Many of us employ immigrant workers, and the domestic staffing area is no exception, but following a Supreme Court ruling, the “Skilled Occupation Test” which has been used as a yardstick for allowing foreign nationals to work and remain in the UK is flawed.
It turns out that the test is unlawful as the list of skilled occupations that are considered to provide qualifying points did not form part of the Immigration Rules, as it was contained in a document that had not been laid before Parliament.
So now the government has to carry out a quick re-think and clarify what is now a very unclear situation.
The Points-Based System (PBS) was introduced in 2008 to replace the then existing work permit system. Migrants from outside the European Economic Area (EEA) had to be able to demonstrate that they possessed certain attributes before they could get permission to enter or remain in the UK. Points were awarded for various attributes under each category or ‘tier’ which included age, prospective earnings, qualifications and English language ability.

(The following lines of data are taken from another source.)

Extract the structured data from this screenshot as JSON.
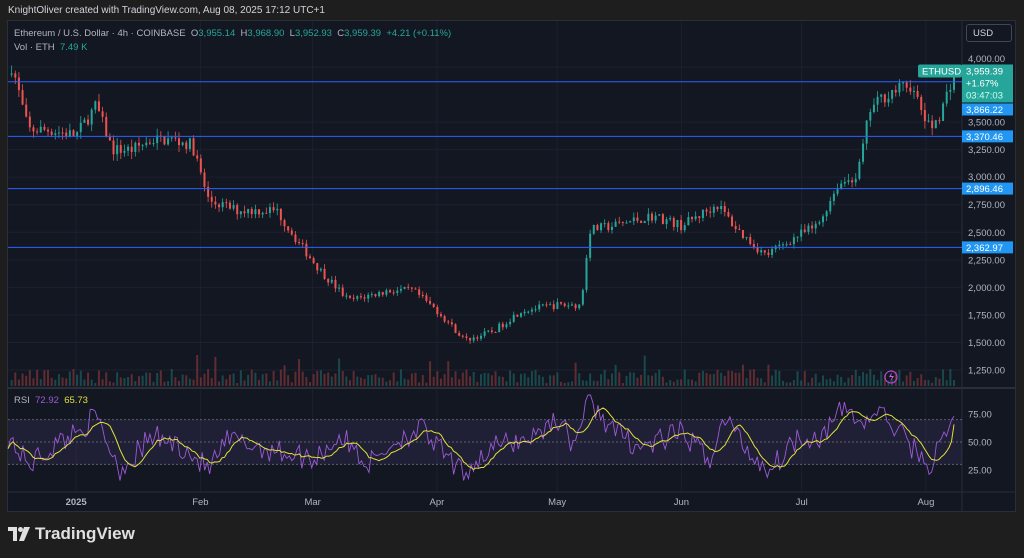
{
  "credit": "KnightOliver created with TradingView.com, Aug 08, 2025 17:12 UTC+1",
  "legend": {
    "symbol": "Ethereum / U.S. Dollar · 4h · COINBASE",
    "open_label": "O",
    "open": "3,955.14",
    "high_label": "H",
    "high": "3,968.90",
    "low_label": "L",
    "low": "3,952.93",
    "close_label": "C",
    "close": "3,959.39",
    "change": "+4.21 (+0.11%)",
    "vol_label": "Vol · ETH",
    "vol": "7.49 K"
  },
  "currency_button": "USD",
  "price_tag": {
    "symbol": "ETHUSD",
    "price": "3,959.39",
    "change": "+1.67%",
    "countdown": "03:47:03"
  },
  "rsi_legend": {
    "label": "RSI",
    "rsi": "72.92",
    "ma": "65.73"
  },
  "brand": "TradingView",
  "colors": {
    "up": "#26a69a",
    "down": "#ef5350",
    "level": "#2962ff",
    "level_label": "#2196f3",
    "rsi": "#9c5ad6",
    "rsi_ma": "#e0e03a"
  },
  "chart_data": [
    {
      "type": "candlestick",
      "title": "Ethereum / U.S. Dollar · 4h · COINBASE",
      "scale": "linear",
      "ylim": [
        1150,
        4150
      ],
      "xlim": [
        "2024-12-15",
        "2025-08-10"
      ],
      "y_ticks": [
        "1,250.00",
        "1,500.00",
        "1,750.00",
        "2,000.00",
        "2,250.00",
        "2,500.00",
        "2,750.00",
        "3,000.00",
        "3,250.00",
        "3,500.00",
        "4,000.00"
      ],
      "y_tick_values": [
        1250,
        1500,
        1750,
        2000,
        2250,
        2500,
        2750,
        3000,
        3250,
        3500,
        4000
      ],
      "x_ticks": [
        {
          "label": "2025",
          "date": "2025-01-01"
        },
        {
          "label": "Feb",
          "date": "2025-02-01"
        },
        {
          "label": "Mar",
          "date": "2025-03-01"
        },
        {
          "label": "Apr",
          "date": "2025-04-01"
        },
        {
          "label": "May",
          "date": "2025-05-01"
        },
        {
          "label": "Jun",
          "date": "2025-06-01"
        },
        {
          "label": "Jul",
          "date": "2025-07-01"
        },
        {
          "label": "Aug",
          "date": "2025-08-01"
        }
      ],
      "horizontal_levels": [
        {
          "value": 3866.22,
          "label": "3,866.22"
        },
        {
          "value": 3370.46,
          "label": "3,370.46"
        },
        {
          "value": 2896.46,
          "label": "2,896.46"
        },
        {
          "value": 2362.97,
          "label": "2,362.97"
        }
      ],
      "approx_close": [
        [
          "2024-12-15",
          3930
        ],
        [
          "2024-12-16",
          4020
        ],
        [
          "2024-12-20",
          3430
        ],
        [
          "2024-12-25",
          3430
        ],
        [
          "2025-01-01",
          3380
        ],
        [
          "2025-01-06",
          3650
        ],
        [
          "2025-01-10",
          3250
        ],
        [
          "2025-01-15",
          3250
        ],
        [
          "2025-01-20",
          3340
        ],
        [
          "2025-01-25",
          3340
        ],
        [
          "2025-01-30",
          3290
        ],
        [
          "2025-02-03",
          2790
        ],
        [
          "2025-02-10",
          2700
        ],
        [
          "2025-02-20",
          2700
        ],
        [
          "2025-02-25",
          2430
        ],
        [
          "2025-03-03",
          2150
        ],
        [
          "2025-03-10",
          1880
        ],
        [
          "2025-03-20",
          1970
        ],
        [
          "2025-03-26",
          1970
        ],
        [
          "2025-04-01",
          1790
        ],
        [
          "2025-04-08",
          1520
        ],
        [
          "2025-04-15",
          1600
        ],
        [
          "2025-04-22",
          1790
        ],
        [
          "2025-05-01",
          1840
        ],
        [
          "2025-05-07",
          1840
        ],
        [
          "2025-05-09",
          2520
        ],
        [
          "2025-05-15",
          2560
        ],
        [
          "2025-05-25",
          2650
        ],
        [
          "2025-06-01",
          2560
        ],
        [
          "2025-06-10",
          2750
        ],
        [
          "2025-06-15",
          2520
        ],
        [
          "2025-06-22",
          2290
        ],
        [
          "2025-06-30",
          2470
        ],
        [
          "2025-07-05",
          2560
        ],
        [
          "2025-07-10",
          2930
        ],
        [
          "2025-07-15",
          3020
        ],
        [
          "2025-07-18",
          3610
        ],
        [
          "2025-07-22",
          3750
        ],
        [
          "2025-07-28",
          3840
        ],
        [
          "2025-08-02",
          3430
        ],
        [
          "2025-08-05",
          3610
        ],
        [
          "2025-08-08",
          3959.39
        ]
      ]
    },
    {
      "type": "line",
      "title": "RSI",
      "ylim": [
        5,
        95
      ],
      "y_ticks": [
        "25.00",
        "50.00",
        "75.00"
      ],
      "y_tick_values": [
        25,
        50,
        75
      ],
      "band": [
        30,
        70
      ],
      "midline": 50,
      "series": [
        {
          "name": "RSI",
          "current": 72.92
        },
        {
          "name": "RSI MA",
          "current": 65.73
        }
      ],
      "approx_rsi": [
        [
          "2024-12-15",
          55
        ],
        [
          "2024-12-20",
          30
        ],
        [
          "2024-12-28",
          50
        ],
        [
          "2025-01-06",
          72
        ],
        [
          "2025-01-12",
          25
        ],
        [
          "2025-01-20",
          55
        ],
        [
          "2025-01-28",
          45
        ],
        [
          "2025-02-03",
          25
        ],
        [
          "2025-02-08",
          52
        ],
        [
          "2025-02-20",
          42
        ],
        [
          "2025-03-01",
          35
        ],
        [
          "2025-03-08",
          55
        ],
        [
          "2025-03-15",
          30
        ],
        [
          "2025-03-22",
          52
        ],
        [
          "2025-03-28",
          62
        ],
        [
          "2025-04-07",
          22
        ],
        [
          "2025-04-15",
          45
        ],
        [
          "2025-04-25",
          55
        ],
        [
          "2025-05-01",
          72
        ],
        [
          "2025-05-05",
          48
        ],
        [
          "2025-05-09",
          88
        ],
        [
          "2025-05-15",
          60
        ],
        [
          "2025-05-22",
          45
        ],
        [
          "2025-06-01",
          58
        ],
        [
          "2025-06-08",
          35
        ],
        [
          "2025-06-12",
          72
        ],
        [
          "2025-06-18",
          40
        ],
        [
          "2025-06-23",
          25
        ],
        [
          "2025-06-30",
          55
        ],
        [
          "2025-07-06",
          55
        ],
        [
          "2025-07-12",
          82
        ],
        [
          "2025-07-16",
          65
        ],
        [
          "2025-07-20",
          78
        ],
        [
          "2025-07-25",
          60
        ],
        [
          "2025-08-02",
          28
        ],
        [
          "2025-08-05",
          50
        ],
        [
          "2025-08-08",
          72.92
        ]
      ]
    }
  ]
}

The issue has come into the spotlight following a case where Hussain Alvi, a Pakistani national, had been refused leave to remain in the UK after the PBS system came into force as his job as a physiotherapy assistant did not meet the level of skilled occupation required for the purposes of the Tier 2 (General) route. He came to the UK in 2005 as a student and was granted leave to remain under the previous permit system. The relevant code of practice document, published by the Home Secretary on the UK Border Agency (UKBA) website, states that in order to qualify the job must need a qualification above NVQ or SVQ level 3.
The Immigration Rules state that no points will be awarded under the system unless the job in question appears on the list, and that the worker will be paid at a rate at or above the appropriate rate for the job as stated in that list. In some cases, a sponsoring employer must also be able to prove that it has met the requirements of the resident labour market test as set out in UKBA guidance.
In his leading judgment, Lord Hope (Supreme Court) said that the Home Secretary did not have the power to control immigration other than through the means set out in the Immigration Rules.